Last night, on PBS, I watched The Last Lecture again with Randy Pausch. He talked about this allegorical brick wall that he’d often run into when trying to reach his not-so-short list of childhood dreams. He said the brick walls are signficant. Because most people never get over or break-through that brick wall. But, for those who are dogged and don’t give up easily, for those who do get over or break-through thier brick walls, that means they were meant to achieve their dreams. Thus, the brick walls serve as a test to see how badly you want it.

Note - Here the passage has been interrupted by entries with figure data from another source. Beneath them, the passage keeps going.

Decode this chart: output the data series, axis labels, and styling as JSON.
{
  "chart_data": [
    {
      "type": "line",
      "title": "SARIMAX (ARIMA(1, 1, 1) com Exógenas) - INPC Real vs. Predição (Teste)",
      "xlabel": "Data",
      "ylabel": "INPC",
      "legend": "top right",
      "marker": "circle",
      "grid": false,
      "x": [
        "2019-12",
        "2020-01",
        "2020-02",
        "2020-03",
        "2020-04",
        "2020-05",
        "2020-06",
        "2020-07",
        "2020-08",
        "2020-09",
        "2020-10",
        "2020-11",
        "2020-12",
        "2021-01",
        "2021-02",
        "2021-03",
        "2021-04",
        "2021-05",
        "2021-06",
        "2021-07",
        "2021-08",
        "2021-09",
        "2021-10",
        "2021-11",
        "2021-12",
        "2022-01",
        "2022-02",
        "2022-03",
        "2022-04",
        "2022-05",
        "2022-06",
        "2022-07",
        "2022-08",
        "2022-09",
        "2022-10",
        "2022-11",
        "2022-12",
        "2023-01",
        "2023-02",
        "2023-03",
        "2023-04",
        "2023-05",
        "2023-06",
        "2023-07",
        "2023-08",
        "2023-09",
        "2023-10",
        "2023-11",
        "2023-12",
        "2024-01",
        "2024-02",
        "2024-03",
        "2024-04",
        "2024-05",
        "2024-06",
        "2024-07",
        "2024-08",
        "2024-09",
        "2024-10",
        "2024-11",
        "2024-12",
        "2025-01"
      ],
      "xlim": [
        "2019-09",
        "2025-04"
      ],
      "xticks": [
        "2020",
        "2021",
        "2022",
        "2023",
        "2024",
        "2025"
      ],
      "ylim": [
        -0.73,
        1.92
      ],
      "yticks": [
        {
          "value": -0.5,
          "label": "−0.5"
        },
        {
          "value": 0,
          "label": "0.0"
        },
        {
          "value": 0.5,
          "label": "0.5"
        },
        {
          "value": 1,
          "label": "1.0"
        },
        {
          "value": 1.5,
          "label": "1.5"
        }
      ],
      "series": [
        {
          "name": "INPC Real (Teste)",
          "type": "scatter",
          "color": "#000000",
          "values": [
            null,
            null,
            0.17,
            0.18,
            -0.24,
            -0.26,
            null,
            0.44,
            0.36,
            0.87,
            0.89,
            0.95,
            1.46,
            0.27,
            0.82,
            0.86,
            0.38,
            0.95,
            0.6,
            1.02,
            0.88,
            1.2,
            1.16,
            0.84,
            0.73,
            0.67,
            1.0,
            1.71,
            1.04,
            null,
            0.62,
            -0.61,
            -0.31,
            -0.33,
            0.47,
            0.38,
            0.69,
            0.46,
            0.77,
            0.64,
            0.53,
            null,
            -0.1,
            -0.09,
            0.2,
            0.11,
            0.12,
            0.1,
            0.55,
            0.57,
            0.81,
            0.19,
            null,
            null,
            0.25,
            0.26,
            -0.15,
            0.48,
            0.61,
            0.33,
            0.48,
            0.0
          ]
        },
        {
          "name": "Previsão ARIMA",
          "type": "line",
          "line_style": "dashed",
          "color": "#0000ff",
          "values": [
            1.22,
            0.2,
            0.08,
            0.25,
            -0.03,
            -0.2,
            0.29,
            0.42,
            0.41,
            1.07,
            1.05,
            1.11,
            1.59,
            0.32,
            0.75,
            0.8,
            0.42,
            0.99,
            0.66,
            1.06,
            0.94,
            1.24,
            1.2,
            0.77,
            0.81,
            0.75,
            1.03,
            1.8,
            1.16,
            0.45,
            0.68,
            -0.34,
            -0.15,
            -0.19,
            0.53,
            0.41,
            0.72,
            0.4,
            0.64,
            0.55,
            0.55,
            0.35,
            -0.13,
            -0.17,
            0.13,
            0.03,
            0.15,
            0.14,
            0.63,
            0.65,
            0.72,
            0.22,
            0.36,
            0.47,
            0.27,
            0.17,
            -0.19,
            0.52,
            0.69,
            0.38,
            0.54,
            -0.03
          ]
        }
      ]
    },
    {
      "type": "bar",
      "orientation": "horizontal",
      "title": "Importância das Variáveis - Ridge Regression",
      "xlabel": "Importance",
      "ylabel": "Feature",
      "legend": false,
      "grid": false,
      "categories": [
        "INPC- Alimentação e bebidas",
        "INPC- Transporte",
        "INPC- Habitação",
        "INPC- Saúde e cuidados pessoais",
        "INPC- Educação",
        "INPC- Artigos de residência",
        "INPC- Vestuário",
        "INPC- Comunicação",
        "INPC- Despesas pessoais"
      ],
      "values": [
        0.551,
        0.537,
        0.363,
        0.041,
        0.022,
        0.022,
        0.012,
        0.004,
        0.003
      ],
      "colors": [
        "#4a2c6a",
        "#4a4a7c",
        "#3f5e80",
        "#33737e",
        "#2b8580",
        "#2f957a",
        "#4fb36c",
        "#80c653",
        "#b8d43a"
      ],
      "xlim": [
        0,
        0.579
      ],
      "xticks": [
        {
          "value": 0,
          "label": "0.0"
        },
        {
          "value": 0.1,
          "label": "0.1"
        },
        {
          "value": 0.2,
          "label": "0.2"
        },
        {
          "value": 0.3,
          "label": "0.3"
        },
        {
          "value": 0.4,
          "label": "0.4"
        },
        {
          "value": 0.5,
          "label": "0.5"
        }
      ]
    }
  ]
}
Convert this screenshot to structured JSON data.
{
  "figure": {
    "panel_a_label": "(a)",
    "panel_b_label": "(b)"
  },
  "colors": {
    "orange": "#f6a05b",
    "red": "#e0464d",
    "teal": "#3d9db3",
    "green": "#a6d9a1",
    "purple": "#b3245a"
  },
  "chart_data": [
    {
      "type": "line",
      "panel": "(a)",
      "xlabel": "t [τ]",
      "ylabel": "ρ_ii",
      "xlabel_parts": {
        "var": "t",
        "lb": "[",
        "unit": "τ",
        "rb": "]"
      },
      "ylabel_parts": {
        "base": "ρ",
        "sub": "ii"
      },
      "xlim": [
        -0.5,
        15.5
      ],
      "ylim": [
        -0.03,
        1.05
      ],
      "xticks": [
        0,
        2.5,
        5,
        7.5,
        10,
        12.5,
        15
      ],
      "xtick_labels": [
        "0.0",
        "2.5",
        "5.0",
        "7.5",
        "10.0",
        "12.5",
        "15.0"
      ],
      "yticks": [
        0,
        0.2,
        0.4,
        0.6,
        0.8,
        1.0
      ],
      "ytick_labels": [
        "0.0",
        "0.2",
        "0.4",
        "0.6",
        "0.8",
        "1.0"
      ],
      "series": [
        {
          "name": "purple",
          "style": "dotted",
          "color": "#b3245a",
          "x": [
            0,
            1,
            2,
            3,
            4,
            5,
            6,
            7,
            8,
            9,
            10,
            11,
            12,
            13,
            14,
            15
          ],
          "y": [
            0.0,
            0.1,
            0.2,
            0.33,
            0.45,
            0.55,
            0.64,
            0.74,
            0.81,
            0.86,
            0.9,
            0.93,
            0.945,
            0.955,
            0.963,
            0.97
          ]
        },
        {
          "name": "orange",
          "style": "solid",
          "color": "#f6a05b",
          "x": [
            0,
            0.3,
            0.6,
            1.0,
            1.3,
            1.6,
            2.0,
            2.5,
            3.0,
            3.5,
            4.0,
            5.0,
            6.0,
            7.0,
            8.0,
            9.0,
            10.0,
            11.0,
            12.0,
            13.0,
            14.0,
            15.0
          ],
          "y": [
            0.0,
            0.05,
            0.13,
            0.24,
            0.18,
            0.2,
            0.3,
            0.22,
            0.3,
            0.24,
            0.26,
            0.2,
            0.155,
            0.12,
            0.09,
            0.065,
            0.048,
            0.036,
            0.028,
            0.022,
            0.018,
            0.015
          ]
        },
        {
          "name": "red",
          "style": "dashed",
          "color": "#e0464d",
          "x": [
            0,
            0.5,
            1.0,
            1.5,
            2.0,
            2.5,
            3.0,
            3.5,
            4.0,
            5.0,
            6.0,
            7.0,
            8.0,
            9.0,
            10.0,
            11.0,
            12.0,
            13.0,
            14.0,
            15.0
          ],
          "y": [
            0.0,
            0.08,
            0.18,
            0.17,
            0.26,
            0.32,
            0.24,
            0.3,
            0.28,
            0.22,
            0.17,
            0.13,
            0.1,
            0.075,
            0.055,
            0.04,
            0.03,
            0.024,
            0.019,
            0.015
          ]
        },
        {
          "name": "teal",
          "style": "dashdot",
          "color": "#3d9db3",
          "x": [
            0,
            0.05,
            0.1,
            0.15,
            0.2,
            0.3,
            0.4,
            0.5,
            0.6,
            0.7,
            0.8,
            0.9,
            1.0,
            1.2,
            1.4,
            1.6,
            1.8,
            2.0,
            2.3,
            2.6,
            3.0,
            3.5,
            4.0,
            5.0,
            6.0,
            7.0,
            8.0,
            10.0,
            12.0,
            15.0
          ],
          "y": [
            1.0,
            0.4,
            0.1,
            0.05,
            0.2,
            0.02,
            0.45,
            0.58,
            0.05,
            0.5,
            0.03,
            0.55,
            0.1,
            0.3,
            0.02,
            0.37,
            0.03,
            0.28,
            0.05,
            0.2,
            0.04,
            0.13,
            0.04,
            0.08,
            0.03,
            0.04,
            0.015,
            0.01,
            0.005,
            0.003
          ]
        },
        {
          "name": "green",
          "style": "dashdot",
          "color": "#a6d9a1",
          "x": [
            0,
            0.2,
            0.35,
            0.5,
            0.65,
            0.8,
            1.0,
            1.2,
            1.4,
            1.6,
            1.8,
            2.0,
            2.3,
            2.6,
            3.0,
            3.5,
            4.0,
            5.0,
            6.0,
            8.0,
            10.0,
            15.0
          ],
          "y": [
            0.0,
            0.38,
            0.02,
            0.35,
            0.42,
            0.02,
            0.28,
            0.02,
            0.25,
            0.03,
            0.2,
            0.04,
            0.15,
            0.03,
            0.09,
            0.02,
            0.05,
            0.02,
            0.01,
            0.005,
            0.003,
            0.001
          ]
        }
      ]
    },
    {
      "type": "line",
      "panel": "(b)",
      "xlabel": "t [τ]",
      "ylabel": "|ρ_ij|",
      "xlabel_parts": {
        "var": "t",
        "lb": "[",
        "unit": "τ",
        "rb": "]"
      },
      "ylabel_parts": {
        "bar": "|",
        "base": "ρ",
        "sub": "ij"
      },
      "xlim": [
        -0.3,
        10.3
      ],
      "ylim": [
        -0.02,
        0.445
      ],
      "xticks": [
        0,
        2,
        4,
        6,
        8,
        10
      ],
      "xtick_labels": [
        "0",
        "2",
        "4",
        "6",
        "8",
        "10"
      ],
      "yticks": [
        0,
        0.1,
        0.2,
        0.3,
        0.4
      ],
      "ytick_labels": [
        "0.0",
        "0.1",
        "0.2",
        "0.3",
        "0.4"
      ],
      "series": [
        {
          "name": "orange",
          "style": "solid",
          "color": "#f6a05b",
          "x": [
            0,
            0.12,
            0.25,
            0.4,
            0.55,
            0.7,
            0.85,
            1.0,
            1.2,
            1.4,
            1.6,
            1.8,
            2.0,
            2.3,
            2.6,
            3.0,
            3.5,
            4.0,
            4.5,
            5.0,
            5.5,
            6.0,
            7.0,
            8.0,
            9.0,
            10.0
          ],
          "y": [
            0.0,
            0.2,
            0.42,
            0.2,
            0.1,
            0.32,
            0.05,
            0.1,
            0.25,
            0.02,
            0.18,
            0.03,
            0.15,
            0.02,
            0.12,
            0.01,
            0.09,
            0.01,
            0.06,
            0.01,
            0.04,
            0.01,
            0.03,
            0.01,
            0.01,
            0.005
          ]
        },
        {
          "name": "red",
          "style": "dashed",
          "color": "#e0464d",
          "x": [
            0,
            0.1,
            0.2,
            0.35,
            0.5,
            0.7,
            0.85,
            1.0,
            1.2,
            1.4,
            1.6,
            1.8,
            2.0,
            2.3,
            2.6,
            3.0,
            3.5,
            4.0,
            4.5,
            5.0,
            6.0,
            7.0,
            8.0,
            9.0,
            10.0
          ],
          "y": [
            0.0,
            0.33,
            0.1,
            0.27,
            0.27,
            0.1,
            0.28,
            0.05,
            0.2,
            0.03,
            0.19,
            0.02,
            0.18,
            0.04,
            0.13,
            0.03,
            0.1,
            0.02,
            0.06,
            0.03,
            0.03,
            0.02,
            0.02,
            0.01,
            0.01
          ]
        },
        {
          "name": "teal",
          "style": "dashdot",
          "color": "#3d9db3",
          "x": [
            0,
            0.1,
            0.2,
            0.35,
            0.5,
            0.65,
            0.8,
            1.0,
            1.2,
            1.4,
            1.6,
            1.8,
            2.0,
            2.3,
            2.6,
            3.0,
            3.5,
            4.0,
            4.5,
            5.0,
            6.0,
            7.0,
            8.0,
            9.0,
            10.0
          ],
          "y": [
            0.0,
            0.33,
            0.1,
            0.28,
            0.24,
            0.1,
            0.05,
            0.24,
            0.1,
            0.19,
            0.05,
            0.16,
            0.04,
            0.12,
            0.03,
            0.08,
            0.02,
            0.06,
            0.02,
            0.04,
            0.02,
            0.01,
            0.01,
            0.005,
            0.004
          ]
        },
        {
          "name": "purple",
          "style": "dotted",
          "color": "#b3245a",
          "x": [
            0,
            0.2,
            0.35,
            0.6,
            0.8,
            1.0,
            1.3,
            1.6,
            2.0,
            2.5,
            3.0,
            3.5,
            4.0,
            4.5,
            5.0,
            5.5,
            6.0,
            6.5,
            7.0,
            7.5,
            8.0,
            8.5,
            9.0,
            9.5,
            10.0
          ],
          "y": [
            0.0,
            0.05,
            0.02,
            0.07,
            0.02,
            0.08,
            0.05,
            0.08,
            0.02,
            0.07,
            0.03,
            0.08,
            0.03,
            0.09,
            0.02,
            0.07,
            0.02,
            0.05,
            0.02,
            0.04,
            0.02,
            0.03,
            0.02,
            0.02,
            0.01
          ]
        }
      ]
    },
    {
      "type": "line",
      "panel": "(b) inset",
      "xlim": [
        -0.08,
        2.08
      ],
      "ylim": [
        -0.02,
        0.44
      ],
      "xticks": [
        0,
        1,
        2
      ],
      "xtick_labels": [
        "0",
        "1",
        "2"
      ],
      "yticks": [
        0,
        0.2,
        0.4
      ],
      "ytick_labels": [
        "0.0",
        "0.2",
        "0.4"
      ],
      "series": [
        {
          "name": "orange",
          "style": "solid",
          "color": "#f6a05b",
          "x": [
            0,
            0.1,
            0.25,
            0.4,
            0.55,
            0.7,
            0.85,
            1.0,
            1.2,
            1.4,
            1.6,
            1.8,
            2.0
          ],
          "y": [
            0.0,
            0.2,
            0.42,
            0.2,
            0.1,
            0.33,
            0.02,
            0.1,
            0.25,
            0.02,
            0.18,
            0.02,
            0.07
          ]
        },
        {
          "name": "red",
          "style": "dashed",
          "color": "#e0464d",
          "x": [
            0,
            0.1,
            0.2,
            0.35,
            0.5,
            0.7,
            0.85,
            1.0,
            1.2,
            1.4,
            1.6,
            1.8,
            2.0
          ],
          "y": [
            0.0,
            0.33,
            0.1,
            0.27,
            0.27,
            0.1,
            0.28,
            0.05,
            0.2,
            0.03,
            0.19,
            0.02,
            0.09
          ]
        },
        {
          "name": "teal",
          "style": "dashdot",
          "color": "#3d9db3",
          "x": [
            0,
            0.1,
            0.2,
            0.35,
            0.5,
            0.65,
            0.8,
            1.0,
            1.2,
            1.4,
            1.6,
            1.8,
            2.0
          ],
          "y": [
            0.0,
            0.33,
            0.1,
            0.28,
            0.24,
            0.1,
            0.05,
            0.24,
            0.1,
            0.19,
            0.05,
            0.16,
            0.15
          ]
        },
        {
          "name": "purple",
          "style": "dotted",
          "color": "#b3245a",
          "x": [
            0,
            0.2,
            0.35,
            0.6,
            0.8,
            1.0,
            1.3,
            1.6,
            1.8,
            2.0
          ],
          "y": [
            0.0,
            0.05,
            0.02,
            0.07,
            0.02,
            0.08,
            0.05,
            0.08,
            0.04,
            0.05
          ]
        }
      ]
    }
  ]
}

And, while running on the treadmill, going nowhere, all I could think about was the harrowing number of people who never reach their dreams. Is it just that they didn’t try hard enough? Is it fair to reduce their failures as, well, those so-called dreams were never meant to be, else, they would have come true. This made me sad. Frustrated. Concerned.
Was I running on my life treadmill going nowhere? I thought – what are my dreams? Am I even remotely on the right path? I wondered about the concept of when paths cross. When you meet that person when you’re not looking. Everyone always says you find that person when you’re not looking. Yeah, but when you’re in your mid-thirties and you’re still single, like hell you’re not looking! I keep seeing examples of couples who meet out of passion for the same things. They seem meant for each other. Okay. I love wine country, I want to eventually make wine or grow winegrapes (or both), I want to publish literary works, I love to play golf, do yoga, run, hike, cook. Where is he??? The latter statement an echo from a Sex & The City episode when Charlotte, exhausted from being single, exclaims those very same words in her princess past expiration desperation. And then there’s the dream of making wine, growing winegrapes, and getting published. In some ways, I am closer to those dreams than ever. But, I am facing a bunch of agonizing, tall, wide brick walls that are keeping me from getting there.

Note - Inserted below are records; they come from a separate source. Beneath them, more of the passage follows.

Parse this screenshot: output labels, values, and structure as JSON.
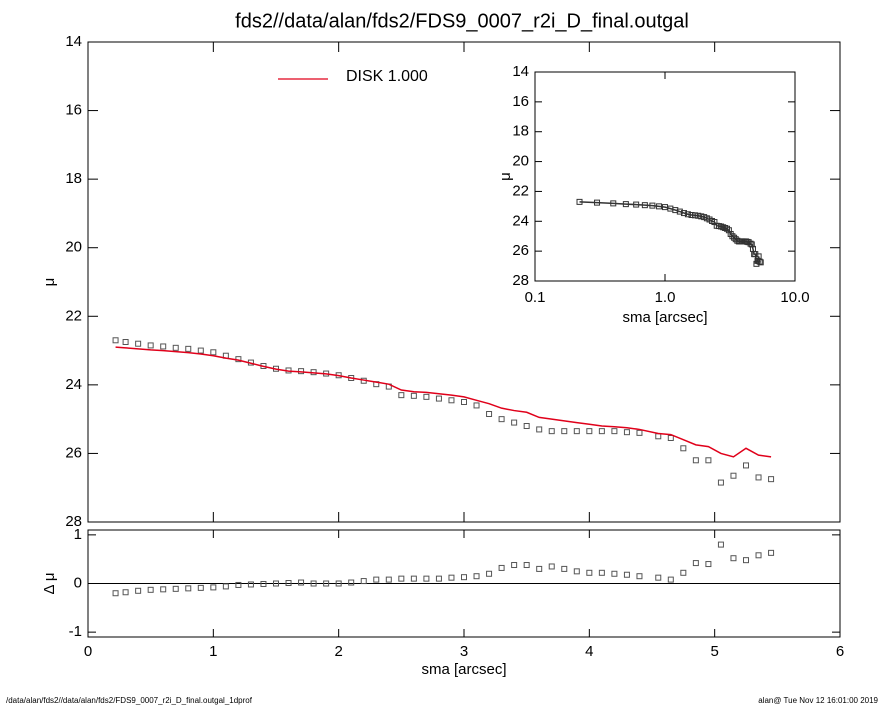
{
  "chart_data": [
    {
      "type": "profile",
      "title": "fds2//data/alan/fds2/FDS9_0007_r2i_D_final.outgal",
      "ylabel": "μ",
      "xlim": [
        0,
        6
      ],
      "xticks": [
        0,
        1,
        2,
        3,
        4,
        5,
        6
      ],
      "xtick_labels": false,
      "ylim": [
        14,
        28
      ],
      "yticks": [
        14,
        16,
        18,
        20,
        22,
        24,
        26,
        28
      ],
      "yinvert": true,
      "legend": "top-left",
      "x": [
        0.22,
        0.3,
        0.4,
        0.5,
        0.6,
        0.7,
        0.8,
        0.9,
        1.0,
        1.1,
        1.2,
        1.3,
        1.4,
        1.5,
        1.6,
        1.7,
        1.8,
        1.9,
        2.0,
        2.1,
        2.2,
        2.3,
        2.4,
        2.5,
        2.6,
        2.7,
        2.8,
        2.9,
        3.0,
        3.1,
        3.2,
        3.3,
        3.4,
        3.5,
        3.6,
        3.7,
        3.8,
        3.9,
        4.0,
        4.1,
        4.2,
        4.3,
        4.4,
        4.55,
        4.65,
        4.75,
        4.85,
        4.95,
        5.05,
        5.15,
        5.25,
        5.35,
        5.45
      ],
      "series": [
        {
          "color": "#555555",
          "marker": "square",
          "line": false,
          "values": [
            22.7,
            22.75,
            22.8,
            22.85,
            22.88,
            22.92,
            22.95,
            23.0,
            23.05,
            23.15,
            23.25,
            23.35,
            23.45,
            23.53,
            23.58,
            23.6,
            23.63,
            23.67,
            23.72,
            23.8,
            23.88,
            23.98,
            24.05,
            24.3,
            24.32,
            24.35,
            24.4,
            24.45,
            24.5,
            24.6,
            24.85,
            25.0,
            25.1,
            25.2,
            25.3,
            25.35,
            25.35,
            25.35,
            25.35,
            25.35,
            25.35,
            25.38,
            25.4,
            25.5,
            25.55,
            25.85,
            26.2,
            26.2,
            26.85,
            26.65,
            26.35,
            26.7,
            26.75
          ]
        },
        {
          "name": "DISK  1.000",
          "color": "#e0001a",
          "marker": "none",
          "line": true,
          "values": [
            22.9,
            22.92,
            22.95,
            22.98,
            23.0,
            23.03,
            23.06,
            23.1,
            23.15,
            23.22,
            23.28,
            23.37,
            23.46,
            23.54,
            23.6,
            23.62,
            23.65,
            23.68,
            23.73,
            23.8,
            23.86,
            23.92,
            23.98,
            24.15,
            24.2,
            24.22,
            24.26,
            24.3,
            24.35,
            24.45,
            24.55,
            24.68,
            24.75,
            24.8,
            24.95,
            25.0,
            25.05,
            25.1,
            25.15,
            25.2,
            25.22,
            25.25,
            25.3,
            25.42,
            25.45,
            25.6,
            25.75,
            25.8,
            26.0,
            26.1,
            25.85,
            26.05,
            26.1
          ]
        }
      ]
    },
    {
      "type": "profile",
      "ylabel": "μ",
      "xlabel": "sma [arcsec]",
      "xlog": true,
      "xlim": [
        0.1,
        10
      ],
      "xticks": [
        0.1,
        {
          "value": 1,
          "label": "1.0"
        },
        {
          "value": 10,
          "label": "10.0"
        }
      ],
      "ylim": [
        14,
        28
      ],
      "yticks": [
        14,
        16,
        18,
        20,
        22,
        24,
        26,
        28
      ],
      "yinvert": true,
      "x": [
        0.22,
        0.3,
        0.4,
        0.5,
        0.6,
        0.7,
        0.8,
        0.9,
        1.0,
        1.1,
        1.2,
        1.3,
        1.4,
        1.5,
        1.6,
        1.7,
        1.8,
        1.9,
        2.0,
        2.1,
        2.2,
        2.3,
        2.4,
        2.5,
        2.6,
        2.7,
        2.8,
        2.9,
        3.0,
        3.1,
        3.2,
        3.3,
        3.4,
        3.5,
        3.6,
        3.7,
        3.8,
        3.9,
        4.0,
        4.1,
        4.2,
        4.3,
        4.4,
        4.55,
        4.65,
        4.75,
        4.85,
        4.95,
        5.05,
        5.15,
        5.25,
        5.35,
        5.45
      ],
      "series": [
        {
          "color": "#333333",
          "marker": "square",
          "line": true,
          "values": [
            22.7,
            22.75,
            22.8,
            22.85,
            22.88,
            22.92,
            22.95,
            23.0,
            23.05,
            23.15,
            23.25,
            23.35,
            23.45,
            23.53,
            23.58,
            23.6,
            23.63,
            23.67,
            23.72,
            23.8,
            23.88,
            23.98,
            24.05,
            24.3,
            24.32,
            24.35,
            24.4,
            24.45,
            24.5,
            24.6,
            24.85,
            25.0,
            25.1,
            25.2,
            25.3,
            25.35,
            25.35,
            25.35,
            25.35,
            25.35,
            25.35,
            25.38,
            25.4,
            25.5,
            25.55,
            25.85,
            26.2,
            26.2,
            26.85,
            26.65,
            26.35,
            26.7,
            26.75
          ]
        }
      ]
    },
    {
      "type": "profile",
      "ylabel": "Δ μ",
      "xlabel": "sma [arcsec]",
      "xlim": [
        0,
        6
      ],
      "xticks": [
        0,
        1,
        2,
        3,
        4,
        5,
        6
      ],
      "ylim": [
        -1.1,
        1.1
      ],
      "yticks": [
        -1,
        0,
        1
      ],
      "hline": 0,
      "x": [
        0.22,
        0.3,
        0.4,
        0.5,
        0.6,
        0.7,
        0.8,
        0.9,
        1.0,
        1.1,
        1.2,
        1.3,
        1.4,
        1.5,
        1.6,
        1.7,
        1.8,
        1.9,
        2.0,
        2.1,
        2.2,
        2.3,
        2.4,
        2.5,
        2.6,
        2.7,
        2.8,
        2.9,
        3.0,
        3.1,
        3.2,
        3.3,
        3.4,
        3.5,
        3.6,
        3.7,
        3.8,
        3.9,
        4.0,
        4.1,
        4.2,
        4.3,
        4.4,
        4.55,
        4.65,
        4.75,
        4.85,
        4.95,
        5.05,
        5.15,
        5.25,
        5.35,
        5.45
      ],
      "series": [
        {
          "color": "#555555",
          "marker": "square",
          "line": false,
          "values": [
            -0.2,
            -0.18,
            -0.15,
            -0.13,
            -0.12,
            -0.11,
            -0.1,
            -0.09,
            -0.08,
            -0.06,
            -0.03,
            -0.02,
            -0.01,
            0,
            0.01,
            0.02,
            0,
            0,
            0,
            0.02,
            0.05,
            0.08,
            0.08,
            0.1,
            0.1,
            0.1,
            0.1,
            0.12,
            0.13,
            0.15,
            0.2,
            0.32,
            0.38,
            0.38,
            0.3,
            0.35,
            0.3,
            0.25,
            0.22,
            0.22,
            0.2,
            0.18,
            0.15,
            0.12,
            0.08,
            0.22,
            0.42,
            0.4,
            0.8,
            0.52,
            0.48,
            0.58,
            0.63
          ]
        }
      ]
    }
  ],
  "footer": {
    "left": "/data/alan/fds2//data/alan/fds2/FDS9_0007_r2i_D_final.outgal_1dprof",
    "right": "alan@  Tue Nov 12 16:01:00 2019"
  }
}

And then there’s the question of destination. Is there, in fact, a final destination when it comes to our dreams. Or do we design new dreams for ourselves? Surely, my childhood dreams did not include making wine or growing winegrapes. I dreamt of being a singer, a ballerina, a firewoman. I dreamed of travelling to space. I dreamed of having my own castle and unicorn. And when I outgrew those dreams, I dreamt of being the first woman to play in the NBA after I watched, along with my basketball team, Lynette Woodward, the first woman on the Harlem Globetrotters, play at George Mason University in 1985. And of being a politician to make the world a better place (I was in student government and grew up in the Washington, DC area, after all). Yeah, I dreamed of stupid stuff, like marrying The Karate Kid when I was in fifth grade, and then moved on to Patrick Swayze when I was in sixth grade (after his part in the t.v. mini-series North & South). The only childhood dream that I seem to be loosely following is my dream to be a writer. But, I’m barely on that path. And, thus, I am running on that treadmill going nowhere.

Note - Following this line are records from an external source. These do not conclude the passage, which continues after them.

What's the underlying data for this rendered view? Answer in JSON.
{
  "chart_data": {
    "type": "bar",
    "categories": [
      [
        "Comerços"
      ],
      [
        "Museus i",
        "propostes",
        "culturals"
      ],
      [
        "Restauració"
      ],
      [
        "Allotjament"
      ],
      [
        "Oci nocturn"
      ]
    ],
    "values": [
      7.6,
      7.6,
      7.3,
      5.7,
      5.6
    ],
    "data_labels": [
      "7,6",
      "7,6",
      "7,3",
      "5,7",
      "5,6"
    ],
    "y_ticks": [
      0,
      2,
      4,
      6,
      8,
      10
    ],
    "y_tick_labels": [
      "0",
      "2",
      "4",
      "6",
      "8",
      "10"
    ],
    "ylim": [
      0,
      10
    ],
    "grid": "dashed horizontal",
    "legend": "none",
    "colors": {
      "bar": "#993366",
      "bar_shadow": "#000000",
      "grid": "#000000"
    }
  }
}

I have run smack into the brick walls of my dreams: Writing? Hasn’t happened. Making wine or growing wine grapes? Nope. That hasn’t happened, either. Buying my own home? Okay, no jokes about building that brick wall into my house. Getting married and having kids? Uhhhhhh, not even close. And using my gifts to make this world a better place – my desire to make a difference? I did help coordinate wine donations for a very good cause that benefits people in need (William Temple House). At least that’s progress. Brick by brick, right?
Am I not working hard enough? Am I not aggressive enough? Am I not worthy? Or have I just become too cynical? Are there patterns to my running on that treadmill going nowhere? Is it possible that I just don’t know what I want? Is it possible that I am to just be grateful for my blessings and forget my dreams? What would Randy Pausch advise?
Before bedtime, I made a cup of Good Earth organic Sweet & Spicy tea. Another quote on the tag. This one read: Strong reasons make strong actions, William Shakespeare.
I looked up the quote and it’s from his play King John, at the end of Act 3. Which led me to another blog – Making Change Happen by Jane Northcote. She wrote: If we are going to make change happen, we must know what we intend to achieve and why. This is profound and difficult.
Aye, me. It’s not a coincidence that I got this flippin teabag message today. What would life be without a little serendipity? I decided I was too tired to figure out my strong reasons.